Cheesy Come, Cheesy Go
Long before I began working professionally as a cheesemonger, I loved to eat. Whether that was wood-fired beans, home-raised goat birria at my parents’ Paso Robles home (abuela’s Jalisco-style recipe, of course), a taco found after stumbling into the first taco truck I’d see in Los Angeles, or even a simple bucket of plums enjoyed while swaying in a hammock on a breezy Sunday.
My mother is Nicaraguan, which means we were raised with a palate that favored sweet and savory. After immigrating to the U.S. in 1970s, my mother learned from her Mexican and Salvadoran co-workers how to adapt to the lack of Nicaraguan produce here. She now makes a salsa just as good as one you’d find in a Mexican household and has learned to stew meats like no other. My father is from Jalisco, Mexico, so we also eat a lot of nopales, shrimp and birria. Fried plantains are part of every other meal. We also eat fresh rice every day, even when we order pizza. If we were to receive an unexpected guest, the first thing Má would do is grab her rice pan and rush past the mob of barn cats towards the outdoor kitchen. With her, there are no hugs, just rice.

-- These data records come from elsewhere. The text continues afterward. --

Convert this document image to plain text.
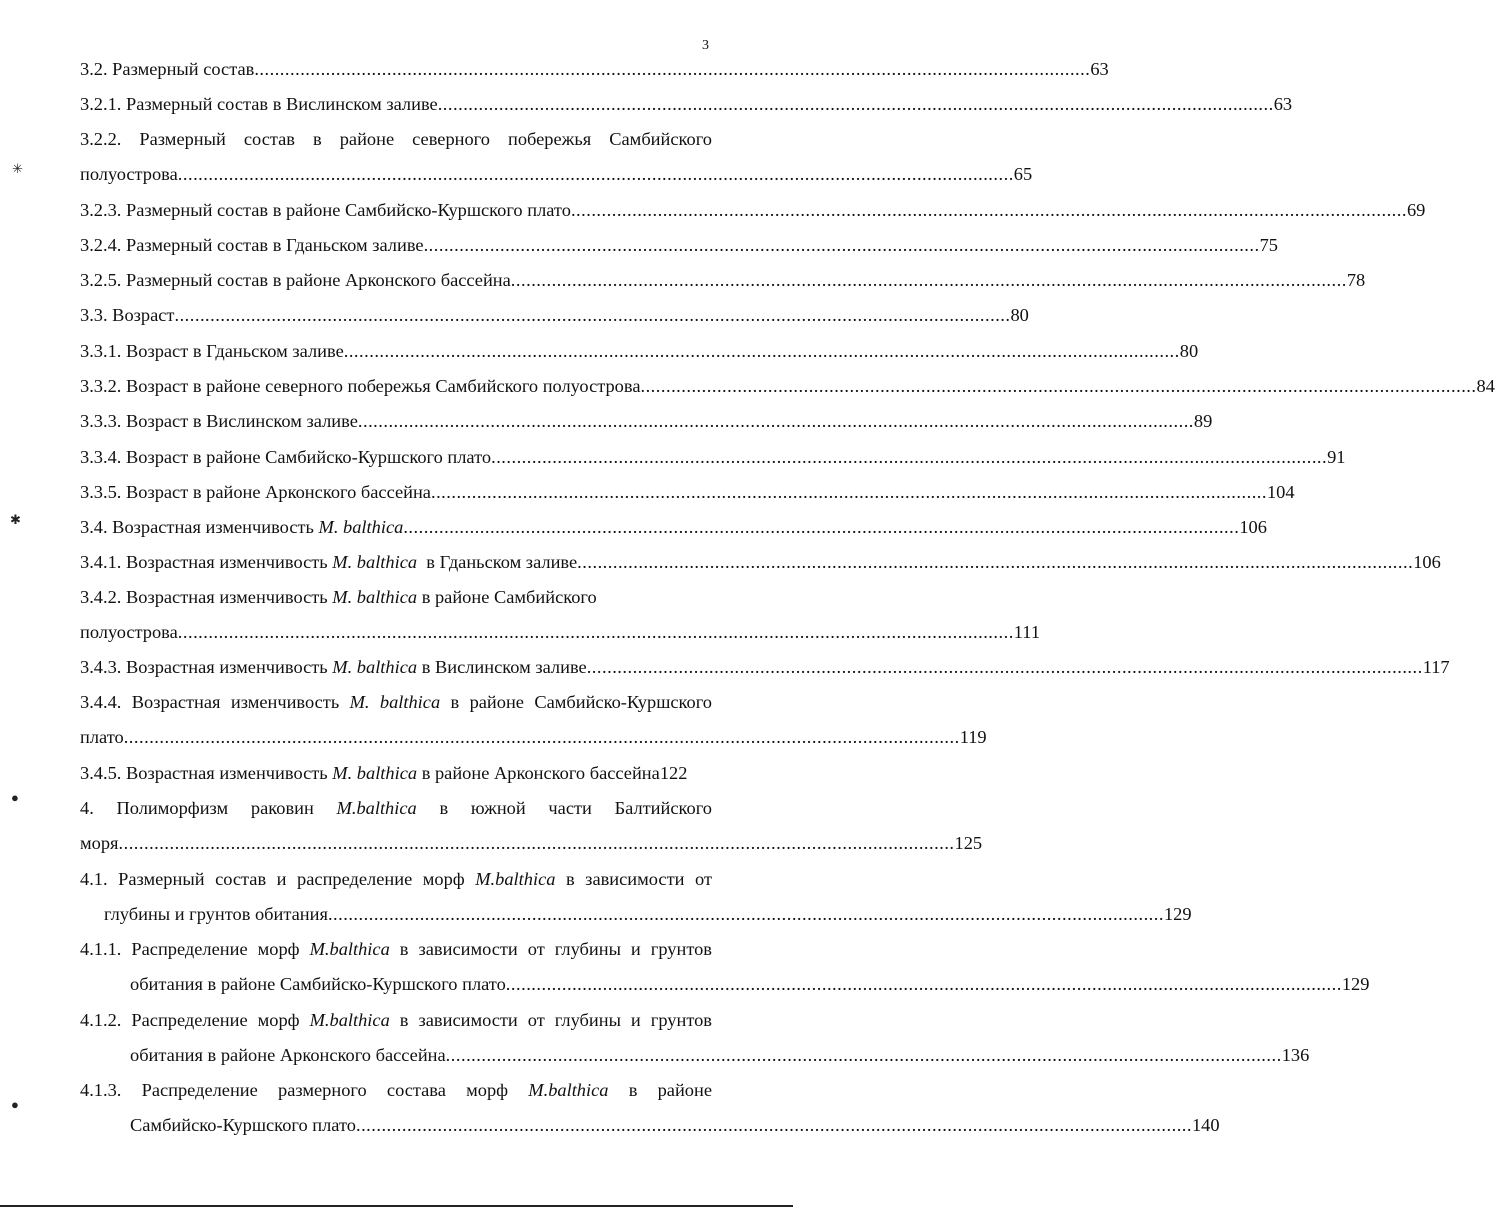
3
3.2. Размерный состав .................................................................................................................................................................... 63
3.2.1. Размерный состав в Вислинском заливе .................................................................................................................................................................... 63
3.2.2. Размерный состав в районе северного побережья Самбийского
полуострова .................................................................................................................................................................... 65
3.2.3. Размерный состав в районе Самбийско-Куршского плато .................................................................................................................................................................... 69
3.2.4. Размерный состав в Гданьском заливе .................................................................................................................................................................... 75
3.2.5. Размерный состав в районе Арконского бассейна .................................................................................................................................................................... 78
3.3. Возраст .................................................................................................................................................................... 80
3.3.1. Возраст в Гданьском заливе .................................................................................................................................................................... 80
3.3.2. Возраст в районе северного побережья Самбийского полуострова .................................................................................................................................................................... 84
3.3.3. Возраст в Вислинском заливе .................................................................................................................................................................... 89
3.3.4. Возраст в районе Самбийско-Куршского плато .................................................................................................................................................................... 91
3.3.5. Возраст в районе Арконского бассейна .................................................................................................................................................................... 104
3.4. Возрастная изменчивость M. balthica .................................................................................................................................................................... 106
3.4.1. Возрастная изменчивость M. balthica  в Гданьском заливе .................................................................................................................................................................... 106
3.4.2. Возрастная изменчивость M. balthica в районе Самбийского
полуострова .................................................................................................................................................................... 111
3.4.3. Возрастная изменчивость M. balthica в Вислинском заливе .................................................................................................................................................................... 117
3.4.4. Возрастная изменчивость M. balthica в районе Самбийско-Куршского
плато .................................................................................................................................................................... 119
3.4.5. Возрастная изменчивость M. balthica в районе Арконского бассейна122
4. Полиморфизм раковин M.balthica в южной части Балтийского
моря .................................................................................................................................................................... 125
4.1. Размерный состав и распределение морф M.balthica в зависимости от
глубины и грунтов обитания .................................................................................................................................................................... 129
4.1.1. Распределение морф M.balthica в зависимости от глубины и грунтов
обитания в районе Самбийско-Куршского плато .................................................................................................................................................................... 129
4.1.2. Распределение морф M.balthica в зависимости от глубины и грунтов
обитания в районе Арконского бассейна .................................................................................................................................................................... 136
4.1.3. Распределение размерного состава морф M.balthica в районе
Самбийско-Куршского плато .................................................................................................................................................................... 140
✳
✱
●
●
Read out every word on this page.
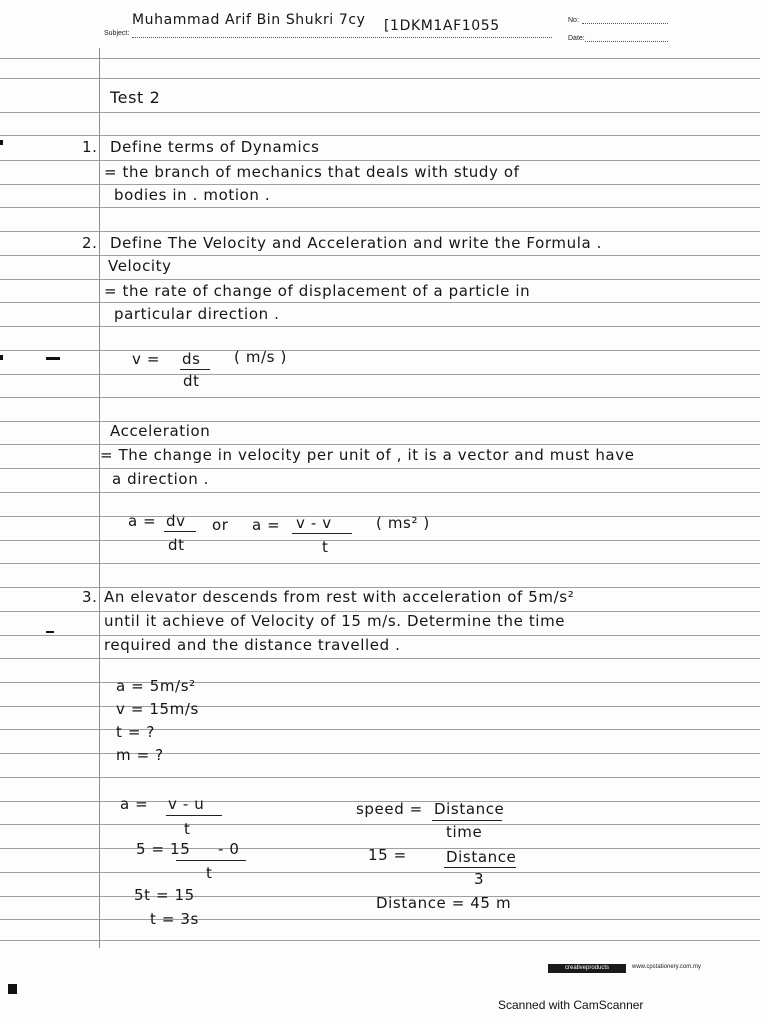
Muhammad Arif Bin Shukri 7cy [1DKM1AF1055
Subject:
No:
Date:
Test 2
1. Define terms of Dynamics
= the branch of mechanics that deals with study of
bodies in . motion .
2. Define The Velocity and Acceleration and write the Formula .
Velocity
= the rate of change of displacement of a particle in
particular direction .
v = ds
dt
( m/s )
Acceleration
= The change in velocity per unit of , it is a vector and must have
a direction .
a = dv
dt
or a = v - v
t
( ms² )
3. An elevator descends from rest with acceleration of 5m/s²
until it achieve of Velocity of 15 m/s. Determine the time
required and the distance travelled .
a = 5m/s²
v = 15m/s
t = ?
m = ?
a = v - u
t
5 = 15 - 0
t
5t = 15
t = 3s
speed = Distance
time
15 =	Distance
3
Distance = 45 m
creativeproducts	www.cpstationery.com.my
Scanned with CamScanner
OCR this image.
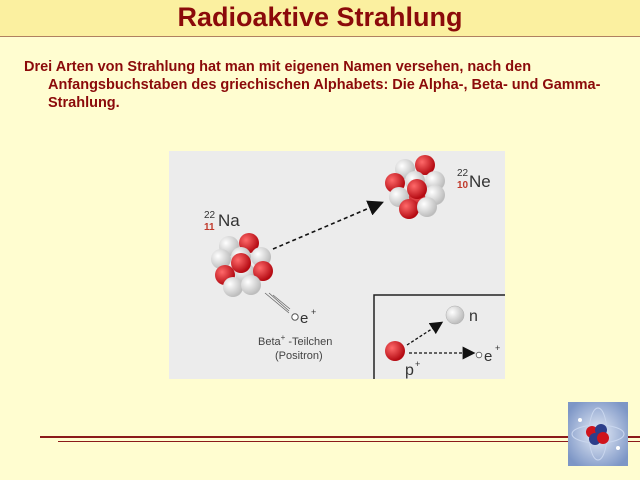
Radioaktive Strahlung
Drei Arten von Strahlung hat man mit eigenen Namen versehen, nach den Anfangsbuchstaben des griechischen Alphabets: Die Alpha-, Beta- und Gamma-Strahlung.
22
10 Ne
22
11 Na
e +
Beta+ -Teilchen
(Positron)
n
e +
p +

Back in 2015 when I was a full-time student at California State University, Long Beach, my love of food compelled my ludicrous decision to drive through dense L.A. traffic for a pop-up event at a brewery called Vagabond Cheese Company. Though it’s no longer open, the self-described nomadic cheese counter was known for its cheese and beer pairings. This is where I plunged right into what now feels like a career in eating.
Living in L.A. County, I quickly became acquainted with the 405 freeway and the food offered by adjacent cities. Given my many options, I decided to take advantage and conquer — katsu curry, ceviches, tacos gobernadores. Cheese and beer were often involved before, after or during the meal.
To finance my food conquests, I worked the counter at Vagabond, as well as back of house at several establishments across L.A. I enjoyed working at Vagabond because we focused on what I think is important about food: not simply understanding the ingredients, the process and the people involved, but also firmly grasping the relationship between the food you eat and the sensory experiences your body shares with it.
Eating cheese is fun. Eating cheese with people can also be fun. Something that makes cheese super interesting is the sociocultural relationship we have with it. It’s social capital, kind of like wine. It draws people in. We’re talking about a food that predates recorded history, yet people are intimidated when they walk up to a cheese counter. That’s a bummer because I firmly believe that cheese is for the people.
In my role, I’ve come to understand that consumers place a heightened value on European cheeses over those made in the rest of the world. I’d argue that Mexican dishes are cheesier than Euro dishes, when you really think about it. Traveling through Mexico and eating the cheeses that country has to offer was such an incredible experience. The offerings there are so diverse and delicious, but Mexico hardly ever enters the conversation about artisan cheeses.
An eerie shadow of racism and classism is cast when you put experienced cheesemongers of color behind a counter right next to a white colleague. In my experience, customers tended to respect the opinions of and explanations given by my white colleagues more. It feels normal at this point but sometimes I reflect on a time when customers imposed on me a strange insistence that I must be Italian just because I have brown skin and worked at an Italian grocer.
I quit that job, graduated and moved back to the Central Coast to be closer to my parents. Living at home is rewarding because I’m not only building on the relationship with the food I grew up with in my parents’ home, but I’m also coming to know the food the local terrain offers. While I was helping Di Raimonodo’s Italian Market in Paso Robles with its cheese buying, I received an offer for work outside the food industry. Though I no longer sell cheese, I work front of house at Les Petites Canailles when I’m not working as a child development specialist.
My parents are absolutely recluse and the only thing that brings them out of their countryside home is shopping for produce. My mother frequents Loo Loo Farms on her walks with our family border collie, Whistle. We love their peppers, specifically the ghost peppers. In my home, we eat a lot of salsa during pepper season, to say the least.
My mother turned 63 this year and she is always approaching food with a child-like uncertainty, an intuition rooted in the belief that there are always more adventures. And that’s mostly how I plan to continue to pursue my life, just less time in the kitchen and more with each bite.